US, AUC reaffirm collaboration to install democracy in Africa

US, AUC reaffirm collaboration to install democracy in Africa
US Secretary of State, Anthony Blinken (photo credit: courtesy)

The United States (US) and the African Union Commission (AUC) have reaffirmed their commitment to entrenching democracy in Africa and across the globe.

The special assistant to the President and National Security Council, Senior Director for Africa, Dana Banks, Assistant Secretary of State for African Affairs, Molly Phee and the AUC Commissioner for Political Affairs, Peace and Security, Bankole Adeoye, summarised the principles of the U.S AUC security relationship.

According to a report shared by the US Embassy yesterday, the two leaders discussed the means of addressing recent coups, disrespect for constitutional term limits, and negative influence which he said were threats to democracy in the world.

“Officials emphasised that these negative trends across the continent undermine the foundational principles of the AU, including the promotion of democratic ideals,” the statement read.

“U.S. and AU officials share the vision that the AU becomes the continental security guarantor, promoting peace and democracy through an operationalised and sustainable African Peace and Security Architecture (APSA) and African Governance Architecture.”

The participants pledged to work to strengthen democratic institutions and promote good governance in addressing African issues such as health, peace, and a prosperous future.


The eighth annual U.S-AUC High-Level Dialogue was held on March 11, 2022, in Washington DC, led by the US Secretary of State, Antony Blinken and the AUC Head of Delegation and the Chairperson, Moussa Faki Mahamat.

The African Union Commission (AUC) and the United States will champion mutual interests and values to address health, security, climate change, inclusive economic growth, peace, security, and governance globally.

Blinken and Faki inked a memorandum for a partnership between the United States and the African Centres for Disease Control and Prevention (Africa CDC).


The United States has sanctioned many African countries, including South Sudan, South Africa, Burundi, Rwanda, Central African Republic, and the Democratic Republic of Congo, to mention but a few.

In September 2021, the President of the United States, Joe Biden, threatened that his administration would impose more sanctions on South Sudanese leaders who delayed the implementation of the revitalised peace agreement.

The US Deputy Representative to the UN, Amb. Richard Mills said humanitarian aid amounting to $1 million had been looted or burned as workers were killed across South Sudan in an unspecified number of months.

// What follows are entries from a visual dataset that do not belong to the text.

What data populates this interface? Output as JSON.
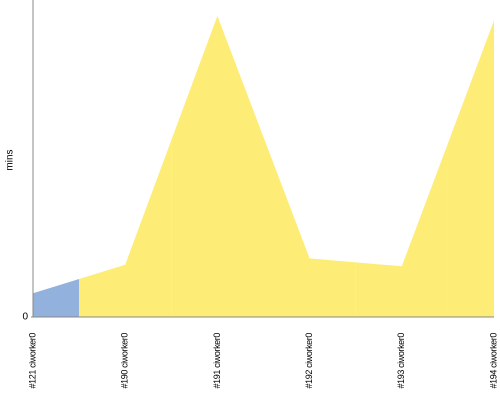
{
  "chart_data": {
    "type": "area",
    "y_label": "mins",
    "categories": [
      "#121 ciworker0",
      "#190 ciworker0",
      "#191 ciworker0",
      "#192 ciworker0",
      "#193 ciworker0",
      "#194 ciworker0"
    ],
    "values": [
      1.5,
      3.3,
      19.0,
      3.7,
      3.2,
      18.7
    ],
    "colors": [
      "#93b1dd",
      "#fdec76",
      "#fdec76",
      "#fdec76",
      "#fdec76",
      "#fdec76"
    ],
    "ylim": [
      0,
      20
    ],
    "yticks": [
      0
    ]
  }
}
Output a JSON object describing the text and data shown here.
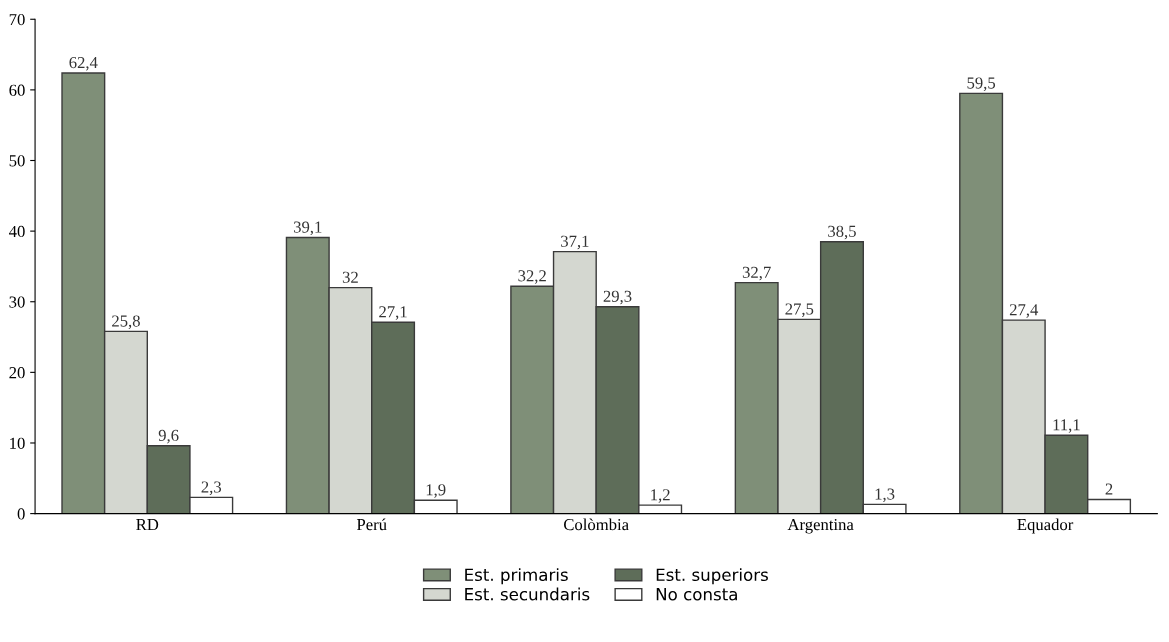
{
  "chart_data": {
    "type": "bar",
    "categories": [
      "RD",
      "Perú",
      "Colòmbia",
      "Argentina",
      "Equador"
    ],
    "series": [
      {
        "name": "Est. primaris",
        "color": "#7f8f78",
        "values": [
          62.4,
          39.1,
          32.2,
          32.7,
          59.5
        ],
        "value_labels": [
          "62,4",
          "39,1",
          "32,2",
          "32,7",
          "59,5"
        ]
      },
      {
        "name": "Est. secundaris",
        "color": "#d4d7d0",
        "values": [
          25.8,
          32,
          37.1,
          27.5,
          27.4
        ],
        "value_labels": [
          "25,8",
          "32",
          "37,1",
          "27,5",
          "27,4"
        ]
      },
      {
        "name": "Est. superiors",
        "color": "#5e6d59",
        "values": [
          9.6,
          27.1,
          29.3,
          38.5,
          11.1
        ],
        "value_labels": [
          "9,6",
          "27,1",
          "29,3",
          "38,5",
          "11,1"
        ]
      },
      {
        "name": "No consta",
        "color": "#ffffff",
        "values": [
          2.3,
          1.9,
          1.2,
          1.3,
          2
        ],
        "value_labels": [
          "2,3",
          "1,9",
          "1,2",
          "1,3",
          "2"
        ]
      }
    ],
    "ylim": [
      0,
      70
    ],
    "yticks": [
      0,
      10,
      20,
      30,
      40,
      50,
      60,
      70
    ],
    "grid": false,
    "legend": "bottom"
  }
}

“The continuous looting, threats, and violent attacks against humanitarian actors have led to the suspension of operations by numerous humanitarian agencies and a reduction of lifesaving assistance to vulnerable citizens,” Amb. Mills said.

He pledged the US government’s support towards the cause of the peace agreement, noting that those who were behind the attacks on aid workers might face sanctions.

“The United States remains committed to helping the people of South Sudan and to working closely with the transitional government, our fellow members of the Council, and all stakeholders to enable peace and prosperity for South Sudan and the region,” he added.